PatriciaHolm · 23/11/2018 17:06

don't know many young teens who can run 5km

That's 3 miles. The average reasonably fit teen should really be able to manage that, even if it's a light jog with stopping. The fact that many of them can't isn't a good thing!

You have to let his dad (and his dads family) have responsibility and expectations on their time.

swingofthings · 23/11/2018 17:46

Whitecat, it comes down to how things are said, a lot of it actually being non verbal. I've seen step-parents, teachers, grand parents giving their views but it comes with full of indirect criticism of what they might be interested in doing and making them feel that if they don't pick one choice, they are making a big mistake, are stupid etc...

My OH of course can give his opinion and does so but in a way that portrays no judgement.
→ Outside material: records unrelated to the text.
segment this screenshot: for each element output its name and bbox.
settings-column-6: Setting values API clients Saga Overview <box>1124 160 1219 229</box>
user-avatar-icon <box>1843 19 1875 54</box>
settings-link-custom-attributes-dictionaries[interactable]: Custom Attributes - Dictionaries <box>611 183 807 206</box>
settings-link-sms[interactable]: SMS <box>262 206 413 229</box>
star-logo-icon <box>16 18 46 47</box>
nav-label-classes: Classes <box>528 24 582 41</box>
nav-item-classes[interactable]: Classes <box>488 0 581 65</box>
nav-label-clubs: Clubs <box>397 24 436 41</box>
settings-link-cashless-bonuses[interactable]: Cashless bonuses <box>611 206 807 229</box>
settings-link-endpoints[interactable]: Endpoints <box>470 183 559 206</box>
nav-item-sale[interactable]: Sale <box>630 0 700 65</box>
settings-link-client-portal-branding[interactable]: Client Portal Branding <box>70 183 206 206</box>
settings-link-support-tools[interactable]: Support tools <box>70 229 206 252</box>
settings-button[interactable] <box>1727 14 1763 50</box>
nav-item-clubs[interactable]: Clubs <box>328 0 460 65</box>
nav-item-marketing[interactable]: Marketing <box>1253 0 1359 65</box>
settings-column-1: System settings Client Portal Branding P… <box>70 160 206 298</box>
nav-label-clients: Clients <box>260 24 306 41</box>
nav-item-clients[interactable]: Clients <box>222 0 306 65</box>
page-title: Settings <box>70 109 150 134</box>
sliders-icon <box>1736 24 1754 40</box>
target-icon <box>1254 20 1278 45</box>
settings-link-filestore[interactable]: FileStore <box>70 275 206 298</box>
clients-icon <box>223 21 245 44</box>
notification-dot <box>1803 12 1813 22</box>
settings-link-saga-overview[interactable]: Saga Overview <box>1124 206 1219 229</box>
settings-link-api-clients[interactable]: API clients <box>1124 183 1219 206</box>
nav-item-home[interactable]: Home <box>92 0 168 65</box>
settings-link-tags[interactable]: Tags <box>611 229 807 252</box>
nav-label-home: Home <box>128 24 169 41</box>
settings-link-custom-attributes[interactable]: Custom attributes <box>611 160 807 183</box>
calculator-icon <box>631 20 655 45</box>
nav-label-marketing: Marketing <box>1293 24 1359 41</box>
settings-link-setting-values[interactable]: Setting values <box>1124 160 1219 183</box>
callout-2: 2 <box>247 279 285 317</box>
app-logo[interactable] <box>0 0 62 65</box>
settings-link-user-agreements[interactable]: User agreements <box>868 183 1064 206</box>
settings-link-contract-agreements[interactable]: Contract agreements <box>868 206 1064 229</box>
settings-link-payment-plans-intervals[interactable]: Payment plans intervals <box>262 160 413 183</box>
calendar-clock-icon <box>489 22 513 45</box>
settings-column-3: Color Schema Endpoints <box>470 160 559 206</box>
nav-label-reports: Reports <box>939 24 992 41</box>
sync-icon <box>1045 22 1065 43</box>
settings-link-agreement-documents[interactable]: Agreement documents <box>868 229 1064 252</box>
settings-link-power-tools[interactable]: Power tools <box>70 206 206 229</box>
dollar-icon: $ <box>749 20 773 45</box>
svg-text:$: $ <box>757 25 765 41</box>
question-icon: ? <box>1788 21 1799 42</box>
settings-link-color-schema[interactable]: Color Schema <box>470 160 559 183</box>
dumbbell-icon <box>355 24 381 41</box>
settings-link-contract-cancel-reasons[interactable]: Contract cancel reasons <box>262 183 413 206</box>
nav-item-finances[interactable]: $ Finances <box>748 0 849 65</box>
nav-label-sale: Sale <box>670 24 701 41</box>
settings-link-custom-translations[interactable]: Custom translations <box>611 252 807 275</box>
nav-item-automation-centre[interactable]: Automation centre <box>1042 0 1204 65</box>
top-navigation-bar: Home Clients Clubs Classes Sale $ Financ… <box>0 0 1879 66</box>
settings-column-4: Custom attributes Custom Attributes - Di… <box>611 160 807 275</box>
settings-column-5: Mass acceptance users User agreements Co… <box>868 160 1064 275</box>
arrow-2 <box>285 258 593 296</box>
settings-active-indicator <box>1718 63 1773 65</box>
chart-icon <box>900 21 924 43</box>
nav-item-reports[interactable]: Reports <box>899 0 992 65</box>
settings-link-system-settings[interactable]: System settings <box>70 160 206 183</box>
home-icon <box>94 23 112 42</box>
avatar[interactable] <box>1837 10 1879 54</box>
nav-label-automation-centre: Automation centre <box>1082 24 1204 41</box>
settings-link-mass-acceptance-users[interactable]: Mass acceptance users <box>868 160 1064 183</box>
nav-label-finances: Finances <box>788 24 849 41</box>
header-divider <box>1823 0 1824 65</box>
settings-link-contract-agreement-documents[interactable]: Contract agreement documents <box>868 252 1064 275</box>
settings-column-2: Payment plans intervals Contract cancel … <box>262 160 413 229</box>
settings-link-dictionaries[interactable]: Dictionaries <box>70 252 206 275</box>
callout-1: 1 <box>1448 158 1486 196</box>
By the way, not saying that's not how you share your views yourself, just talking in general. Influencing someone can mean different things, it can be encouraging as much as judging critically.

HerondaleDucks · 23/11/2018 18:11

That's park run isn't it? It's very healthy to be able to run that and if you run the whole thing it should only take 30 to 40 mins. That's not a massive amount, even I do park run and the atmosphere is amazing and it can be very competitive.
Why are you upset about her encouraging an interest in sport and fitness. In a time when there is a worrying increase in under 25s having type 2 diabetes which can cause kidney failure, blindness and loss of limb; isn't it good your son is being influenced to be healthy and active? What's to say the rest of his time at his dad's isn't resting and watching films?
Sometimes I find that exercise helps me when I feel mentally tired, its like recharging the batteries.
Rather than worrying about it why don't you show am interest as well. You also don't know if he developed an interest at school and she's just picked up on it and is reflecting it back?
If she was influencing him to take drugs, not go to school and be abusive I would rightly be concerned. But thus just sounds like jealousy!